If at death I lose the opportunity to love people with words and presence, then every day I live should maximize opportunities to do those things. Every morning, I aspire to ask…

How can I speak words today that will encourage? How can I speak love to my neighbors? What should I write that might build up a brother’s faith? What saint should get a letter, email, text from me?

How can I use physical presence to bless people today? Whom can I be with? Who may need a hug, a hand on the shoulder, a smile? Whom will God put in front of me that just needs to be seen?

And at the end of the day, I want to go to sleep trusting my soul to the Lord, with a clear conscience. If I wake up in His presence, which would certainly be far better, I want that day to have been a faithful investment in the kingdom. May I speak every word as if it would be my last, and live a life of last days, for the glory of the King.

5 thoughts on “A Life of Last Days”

  1. Excellent thought!
    You exhibit wisdom beyond your years, possibly due to some incredible life-altering experiences you have had on your journey.

    1. Thanks for your kind words. Providence certainly uses circumstances to shape how we see the world. I’m sure you’ve had plenty of your own incredible experiences!

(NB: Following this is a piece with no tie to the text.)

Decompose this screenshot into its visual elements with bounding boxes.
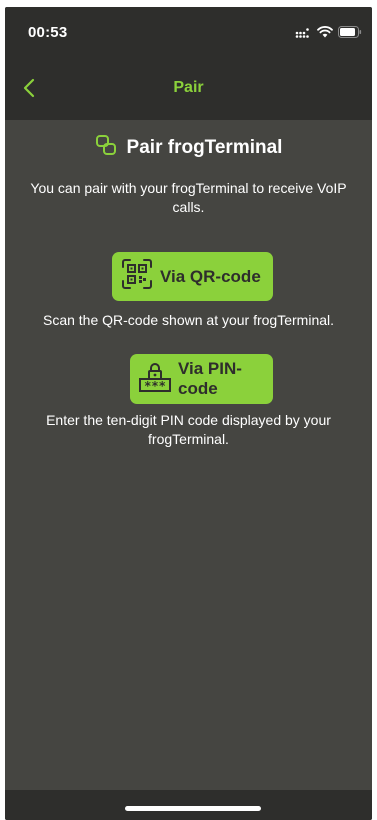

  2. This was a good reminder for me. Life has a way of shifting my mind to “get things done” and waiting for down time to invest in people. I needed this today…and yesterday. Help me, Lord.

    1. Me too. I love my to-do lists, a bit too much…but people over projects. Yes, we need the Lord’s help!

  3. I’m always challenged and encouraged by your musings. Thank you for faithfully using your God-given talent to strengthen and exhort others. Thankful for you, friend.